Il paracetamolo è considerato generalmente un farmaco sicuro in gravidanza. Tuttavia studi recenti sembrano suggerire che il suo impiego non sia del tutto privo di rischi per il nascituro. Il segnale è stato evidenziato da ricercatori delle Università di Bristol e di Cardiff che hanno analizzato gli esiti a lungo termine di un gruppo di bambini arruolati alla nascita (7.796 gravidanze negli anni 1991-1992) e seguiti oltre l’età scolare (anni 2015-2016) all’interno dell’Avon Longitudinal Study of Parents and Children. Alle gestanti è stato somministrato un questionario per verificare l’esposizione a paracetamolo alla 18a settimana di gestazione e alla 32a settimana di gestazione. Sono state richieste anche informazioni sulla presenza di infezioni, dolori articolari e cefalea. Quando i bambini hanno raggiunto l’età di 7 anni, alle madri è stato chiesto di riferire eventuali problemi comportamentali.

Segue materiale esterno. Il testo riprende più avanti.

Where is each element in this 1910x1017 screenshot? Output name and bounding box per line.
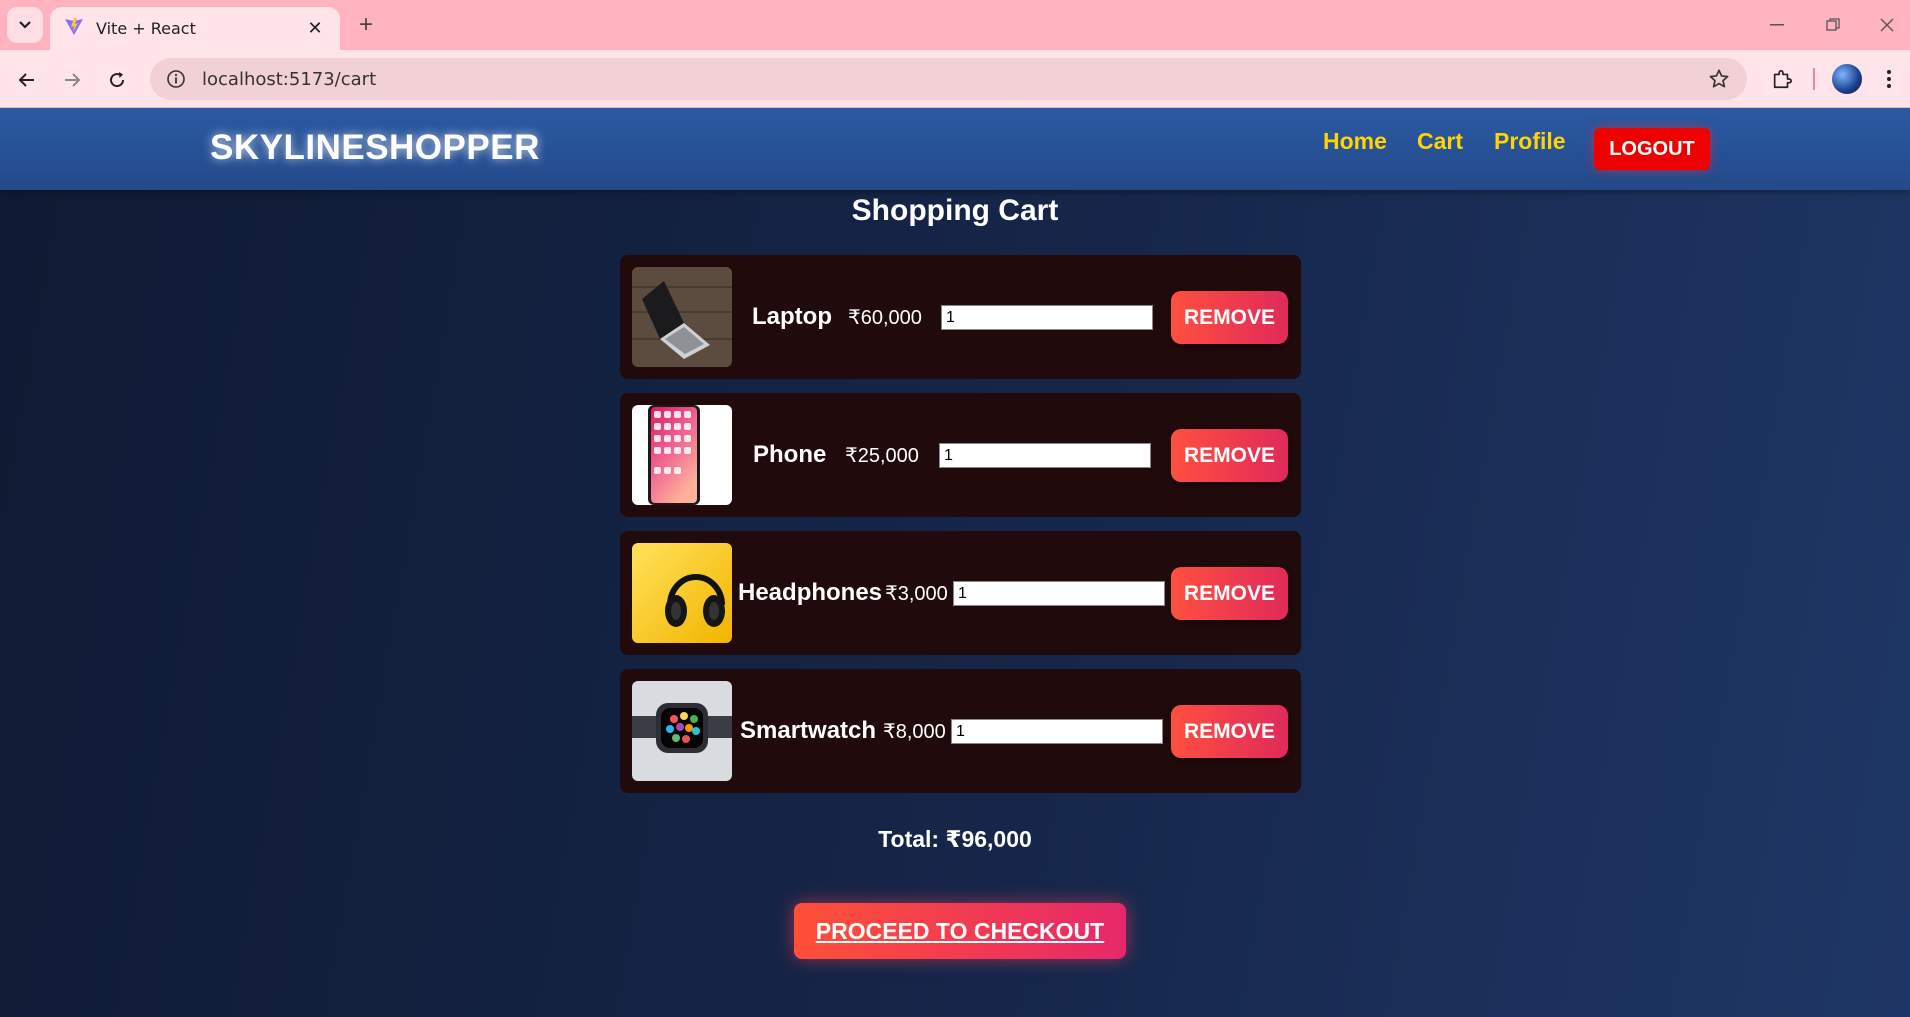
item-price: ₹60,000 bbox=[848, 306, 922, 329]
url-text: localhost:5173/cart bbox=[202, 68, 377, 90]
restore-icon[interactable] bbox=[1808, 10, 1858, 40]
cart-item-laptop: Laptop ₹60,000 REMOVE bbox=[620, 255, 1301, 379]
forward-arrow-icon[interactable] bbox=[54, 62, 90, 98]
page-content: SKYLINESHOPPER Home Cart Profile LOGOUT … bbox=[0, 108, 1910, 1017]
remove-button[interactable]: REMOVE bbox=[1171, 429, 1288, 482]
site-info-icon[interactable] bbox=[164, 67, 188, 91]
item-name: Phone bbox=[753, 441, 827, 468]
quantity-input[interactable] bbox=[939, 443, 1151, 468]
address-bar[interactable]: localhost:5173/cart bbox=[150, 58, 1747, 100]
remove-button[interactable]: REMOVE bbox=[1171, 291, 1288, 344]
logout-button[interactable]: LOGOUT bbox=[1594, 128, 1710, 170]
extensions-icon[interactable] bbox=[1765, 62, 1799, 96]
reload-icon[interactable] bbox=[99, 62, 135, 98]
kebab-menu-icon[interactable] bbox=[1874, 64, 1904, 94]
profile-avatar-icon[interactable] bbox=[1832, 64, 1862, 94]
browser-tab[interactable]: Vite + React ✕ bbox=[50, 7, 340, 50]
nav-link-cart[interactable]: Cart bbox=[1417, 128, 1463, 155]
window-close-icon[interactable] bbox=[1862, 10, 1910, 40]
plus-icon[interactable]: + bbox=[352, 11, 380, 39]
remove-button[interactable]: REMOVE bbox=[1171, 705, 1288, 758]
item-name: Laptop bbox=[752, 303, 832, 330]
cart-total: Total: ₹96,000 bbox=[878, 826, 1032, 852]
star-icon[interactable] bbox=[1707, 67, 1731, 91]
remove-button[interactable]: REMOVE bbox=[1171, 567, 1288, 620]
minimize-icon[interactable] bbox=[1752, 10, 1802, 40]
tab-title: Vite + React bbox=[96, 19, 196, 38]
brand-logo[interactable]: SKYLINESHOPPER bbox=[210, 128, 540, 168]
toolbar-divider bbox=[1813, 68, 1815, 90]
quantity-input[interactable] bbox=[941, 305, 1153, 330]
quantity-input[interactable] bbox=[951, 719, 1163, 744]
nav-link-home[interactable]: Home bbox=[1323, 128, 1387, 155]
phone-photo bbox=[632, 405, 732, 505]
quantity-input[interactable] bbox=[953, 581, 1165, 606]
close-icon[interactable]: ✕ bbox=[304, 18, 326, 40]
page-title: Shopping Cart bbox=[851, 194, 1059, 227]
proceed-to-checkout-button[interactable]: PROCEED TO CHECKOUT bbox=[794, 903, 1126, 959]
cart-item-headphones: Headphones ₹3,000 REMOVE bbox=[620, 531, 1301, 655]
item-price: ₹25,000 bbox=[845, 444, 919, 467]
laptop-photo bbox=[632, 267, 732, 367]
headphones-photo bbox=[632, 543, 732, 643]
tab-search-icon[interactable] bbox=[7, 7, 43, 43]
back-arrow-icon[interactable] bbox=[9, 62, 45, 98]
item-price: ₹8,000 bbox=[883, 720, 946, 743]
cart-item-phone: Phone ₹25,000 REMOVE bbox=[620, 393, 1301, 517]
item-price: ₹3,000 bbox=[885, 582, 948, 605]
browser-tabstrip: Vite + React ✕ + bbox=[0, 0, 1910, 50]
browser-toolbar: localhost:5173/cart bbox=[0, 50, 1910, 108]
cart-item-smartwatch: Smartwatch ₹8,000 REMOVE bbox=[620, 669, 1301, 793]
vite-favicon-icon bbox=[64, 16, 84, 41]
nav-link-profile[interactable]: Profile bbox=[1494, 128, 1566, 155]
item-name: Smartwatch bbox=[740, 717, 877, 744]
smartwatch-photo bbox=[632, 681, 732, 781]
item-name: Headphones bbox=[738, 579, 883, 606]
app-header: SKYLINESHOPPER Home Cart Profile LOGOUT bbox=[0, 108, 1910, 190]
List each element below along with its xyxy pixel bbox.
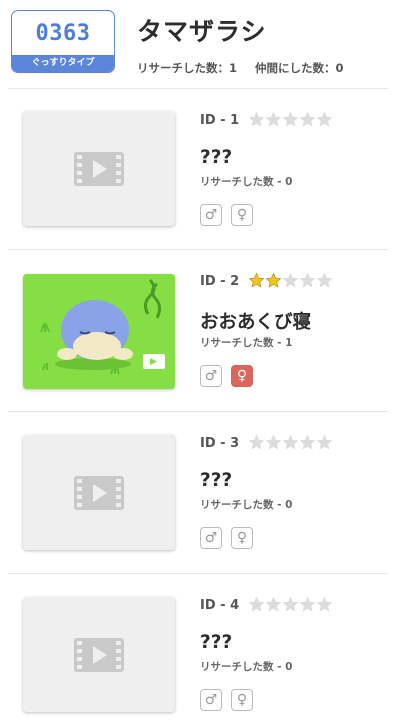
- video-thumbnail[interactable]: [23, 435, 175, 550]
- video-icon: [74, 476, 124, 510]
- female-icon[interactable]: ♀: [231, 204, 253, 226]
- male-icon[interactable]: ♂: [200, 689, 222, 711]
- style-id: ID - 2: [200, 274, 240, 289]
- spheal-sleeping-image: [23, 274, 175, 389]
- sleep-style-row[interactable]: ID - 2 おおあくび寝 リサーチした数 - 1 ♂ ♀: [8, 249, 388, 410]
- rarity-stars: [248, 596, 333, 613]
- pokemon-name: タマザラシ: [137, 17, 267, 46]
- friend-count: 仲間にした数：0: [255, 61, 344, 75]
- star-empty-icon: [299, 596, 316, 612]
- star-empty-icon: [265, 596, 282, 612]
- star-empty-icon: [248, 111, 265, 127]
- female-icon[interactable]: ♀: [231, 527, 253, 549]
- star-empty-icon: [248, 596, 265, 612]
- stats-line: リサーチした数：1 仲間にした数：0: [137, 60, 344, 76]
- star-empty-icon: [316, 272, 333, 288]
- research-count-label: リサーチした数 - 1: [200, 337, 293, 349]
- star-empty-icon: [248, 434, 265, 450]
- sleep-style-image[interactable]: [23, 274, 175, 389]
- style-name: おおあくび寝: [200, 312, 312, 333]
- style-name: ???: [200, 147, 233, 168]
- star-filled-icon: [248, 272, 265, 288]
- sleep-style-row[interactable]: ID - 3 ??? リサーチした数 - 0 ♂ ♀: [8, 411, 388, 572]
- style-name: ???: [200, 632, 233, 653]
- female-icon[interactable]: ♀: [231, 689, 253, 711]
- male-icon[interactable]: ♂: [200, 527, 222, 549]
- star-empty-icon: [282, 596, 299, 612]
- style-id: ID - 4: [200, 598, 240, 613]
- research-count-label: リサーチした数 - 0: [200, 176, 293, 188]
- video-thumbnail[interactable]: [23, 111, 175, 226]
- star-empty-icon: [299, 434, 316, 450]
- star-empty-icon: [316, 111, 333, 127]
- sleep-style-row[interactable]: ID - 4 ??? リサーチした数 - 0 ♂ ♀: [8, 573, 388, 722]
- video-thumbnail[interactable]: [23, 597, 175, 712]
- video-icon: [74, 638, 124, 672]
- dex-number: 0363: [35, 21, 91, 46]
- dex-number-badge: 0363 ぐっすりタイプ: [11, 10, 115, 73]
- pokemon-header: 0363 ぐっすりタイプ タマザラシ リサーチした数：1 仲間にした数：0: [0, 0, 400, 88]
- video-icon: [74, 152, 124, 186]
- star-empty-icon: [316, 434, 333, 450]
- star-empty-icon: [316, 596, 333, 612]
- male-icon[interactable]: ♂: [200, 365, 222, 387]
- male-icon[interactable]: ♂: [200, 204, 222, 226]
- research-count-label: リサーチした数 - 0: [200, 499, 293, 511]
- sleep-style-row[interactable]: ID - 1 ??? リサーチした数 - 0 ♂ ♀: [8, 88, 388, 249]
- female-icon[interactable]: ♀: [231, 365, 253, 387]
- rarity-stars: [248, 434, 333, 451]
- star-empty-icon: [282, 272, 299, 288]
- style-id: ID - 1: [200, 113, 240, 128]
- style-id: ID - 3: [200, 436, 240, 451]
- style-name: ???: [200, 470, 233, 491]
- star-empty-icon: [265, 111, 282, 127]
- sleep-type-label: ぐっすりタイプ: [12, 55, 114, 72]
- star-empty-icon: [299, 272, 316, 288]
- star-empty-icon: [299, 111, 316, 127]
- rarity-stars: [248, 272, 333, 289]
- research-count-label: リサーチした数 - 0: [200, 661, 293, 673]
- star-empty-icon: [282, 434, 299, 450]
- rarity-stars: [248, 111, 333, 128]
- star-filled-icon: [265, 272, 282, 288]
- star-empty-icon: [265, 434, 282, 450]
- star-empty-icon: [282, 111, 299, 127]
- research-count: リサーチした数：1: [137, 61, 238, 75]
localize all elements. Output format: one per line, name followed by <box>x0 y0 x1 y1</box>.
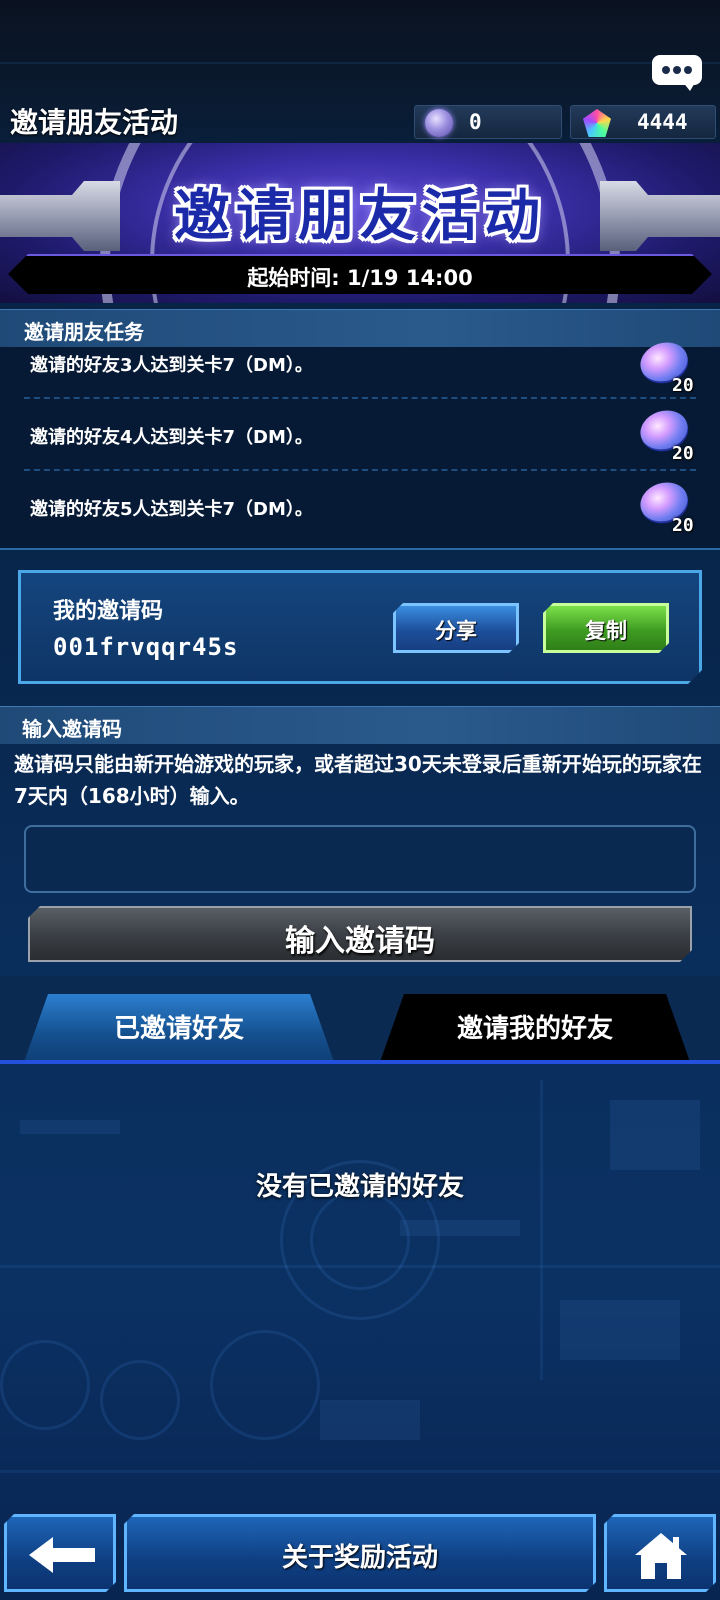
about-rewards-button-label: 关于奖励活动 <box>281 1543 438 1573</box>
enter-invite-code-button-label: 输入邀请码 <box>285 924 435 959</box>
gem-icon <box>583 109 611 137</box>
mission-item: 邀请的好友3人达到关卡7（DM）。 20 <box>0 336 720 419</box>
missions-list[interactable]: 邀请的好友3人达到关卡7（DM）。 20 邀请的好友4人达到关卡7（DM）。 2… <box>0 336 720 550</box>
banner-title: 邀请朋友活动 <box>174 184 546 249</box>
copy-button-label: 复制 <box>585 619 627 643</box>
home-icon <box>633 1531 689 1581</box>
mission-item: 邀请的好友5人达到关卡7（DM）。 20 <box>0 476 720 563</box>
chat-icon[interactable] <box>652 55 702 91</box>
home-button[interactable] <box>604 1514 716 1592</box>
orb-icon <box>425 109 453 137</box>
orb-count: 0 <box>469 110 482 134</box>
divider <box>24 469 696 471</box>
gem-count: 4444 <box>637 110 688 134</box>
empty-list-message: 没有已邀请的好友 <box>255 1172 464 1202</box>
missions-header: 邀请朋友任务 <box>0 309 720 347</box>
mission-text: 邀请的好友4人达到关卡7（DM）。 <box>30 427 313 448</box>
mission-reward: 20 <box>672 375 694 396</box>
enter-code-header-label: 输入邀请码 <box>22 717 122 741</box>
my-invite-code-value: 001frvqqr45s <box>53 633 239 661</box>
start-time-bar: 起始时间: 1/19 14:00 <box>8 254 712 294</box>
page-title: 邀请朋友活动 <box>10 106 179 139</box>
copy-button[interactable]: 复制 <box>543 603 669 653</box>
mission-text: 邀请的好友5人达到关卡7（DM）。 <box>30 499 313 520</box>
enter-code-header: 输入邀请码 <box>0 706 720 744</box>
enter-code-description: 邀请码只能由新开始游戏的玩家，或者超过30天未登录后重新开始玩的玩家在7天内（1… <box>14 752 702 808</box>
mission-text: 邀请的好友3人达到关卡7（DM）。 <box>30 355 313 376</box>
friends-tab-strip: 已邀请好友 邀请我的好友 <box>0 976 720 1064</box>
back-arrow-icon <box>29 1535 99 1575</box>
about-rewards-button[interactable]: 关于奖励活动 <box>124 1514 596 1592</box>
start-time: 起始时间: 1/19 14:00 <box>247 266 473 290</box>
mission-reward: 20 <box>672 443 694 464</box>
top-bar: 邀请朋友活动 0 4444 <box>0 95 720 143</box>
divider <box>24 397 696 399</box>
orb-currency: 0 <box>414 105 562 139</box>
missions-header-label: 邀请朋友任务 <box>24 320 144 344</box>
tab-invited-friends[interactable]: 已邀请好友 <box>24 994 334 1062</box>
mission-item: 邀请的好友4人达到关卡7（DM）。 20 <box>0 404 720 491</box>
gem-currency: 4444 <box>570 105 716 139</box>
back-button[interactable] <box>4 1514 116 1592</box>
share-button-label: 分享 <box>435 619 477 643</box>
enter-invite-code-button[interactable]: 输入邀请码 <box>28 906 692 962</box>
share-button[interactable]: 分享 <box>393 603 519 653</box>
invite-code-input[interactable] <box>24 825 696 893</box>
bottom-nav: 关于奖励活动 <box>0 1510 720 1600</box>
tab-invited-friends-label: 已邀请好友 <box>113 1014 244 1044</box>
my-invite-code-panel: 我的邀请码 001frvqqr45s 分享 复制 <box>18 570 702 684</box>
tab-underline <box>0 1060 720 1064</box>
mission-reward: 20 <box>672 515 694 536</box>
my-invite-code-label: 我的邀请码 <box>53 599 164 624</box>
tab-friends-who-invited-me[interactable]: 邀请我的好友 <box>380 994 690 1062</box>
tab-friends-who-invited-me-label: 邀请我的好友 <box>456 1014 613 1044</box>
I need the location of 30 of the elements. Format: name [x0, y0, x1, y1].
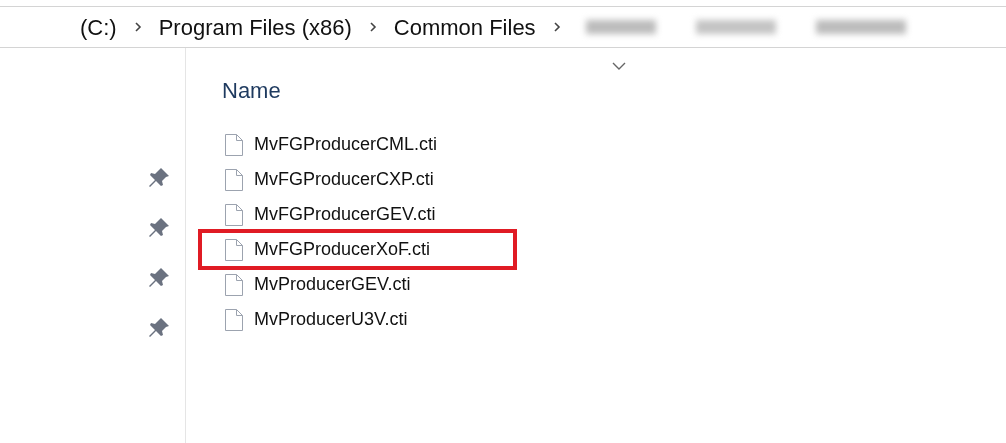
file-name: MvFGProducerCXP.cti — [254, 168, 434, 191]
file-icon — [224, 272, 244, 297]
file-row[interactable]: MvFGProducerCXP.cti — [198, 162, 517, 197]
file-icon — [224, 237, 244, 262]
file-row[interactable]: MvFGProducerGEV.cti — [198, 197, 517, 232]
chevron-right-icon — [551, 21, 562, 33]
file-name: MvProducerU3V.cti — [254, 308, 408, 331]
pin-icon[interactable] — [147, 166, 171, 190]
file-icon — [224, 167, 244, 192]
chevron-right-icon — [367, 21, 378, 33]
file-row[interactable]: MvProducerGEV.cti — [198, 267, 517, 302]
file-name: MvFGProducerGEV.cti — [254, 203, 436, 226]
column-header[interactable]: Name — [222, 74, 281, 107]
file-row[interactable]: MvProducerU3V.cti — [198, 302, 517, 337]
file-row[interactable]: MvFGProducerXoF.cti — [198, 229, 517, 270]
chevron-right-icon — [132, 21, 143, 33]
pin-icon[interactable] — [147, 316, 171, 340]
pin-icon[interactable] — [147, 216, 171, 240]
file-icon — [224, 132, 244, 157]
file-name: MvFGProducerCML.cti — [254, 133, 438, 156]
file-icon — [224, 202, 244, 227]
pin-icon[interactable] — [147, 266, 171, 290]
file-row[interactable]: MvFGProducerCML.cti — [198, 127, 517, 162]
breadcrumb-item[interactable]: Program Files (x86) — [158, 10, 352, 44]
breadcrumb-item[interactable]: Common Files — [393, 10, 536, 44]
file-name: MvProducerGEV.cti — [254, 273, 411, 296]
breadcrumb-item[interactable]: (C:) — [80, 10, 117, 44]
sort-chevron-icon[interactable] — [612, 62, 626, 70]
file-name: MvFGProducerXoF.cti — [254, 238, 431, 261]
file-icon — [224, 307, 244, 332]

L’esposizione prenatale nel 1° o nel 2° trimestre si associava a un aumento del rischio di disturbi comportamentali e di deficit nell’attenzione o iperattività. In caso di esposizione nel 2° trimestre è stato riscontrato anche un aumento del rischio di sintomi emotivi e di difficoltà generali.
Anche se il paracetamolo è annoverato tra i farmaci utilizzabili in gravidanza, questi risultati suggeriscono un minimo di cautela e senza dubbio ulteriori verifiche. I risultati dello studio consentono di ipotizzare un effetto specifico del farmaco in fase prenatale, in linea con quanto già riscontrato in altri studi.
L’effetto sembra essere correlato alla durata dell’esposizione, pertanto se l’uso di paracetamolo non può essere evitato durante la gravidanza è opportuno limitare la terapia al minimo indispensabile. Ulteriori studi sono comunque necessari per confermare le evidenze attualmente disponibili.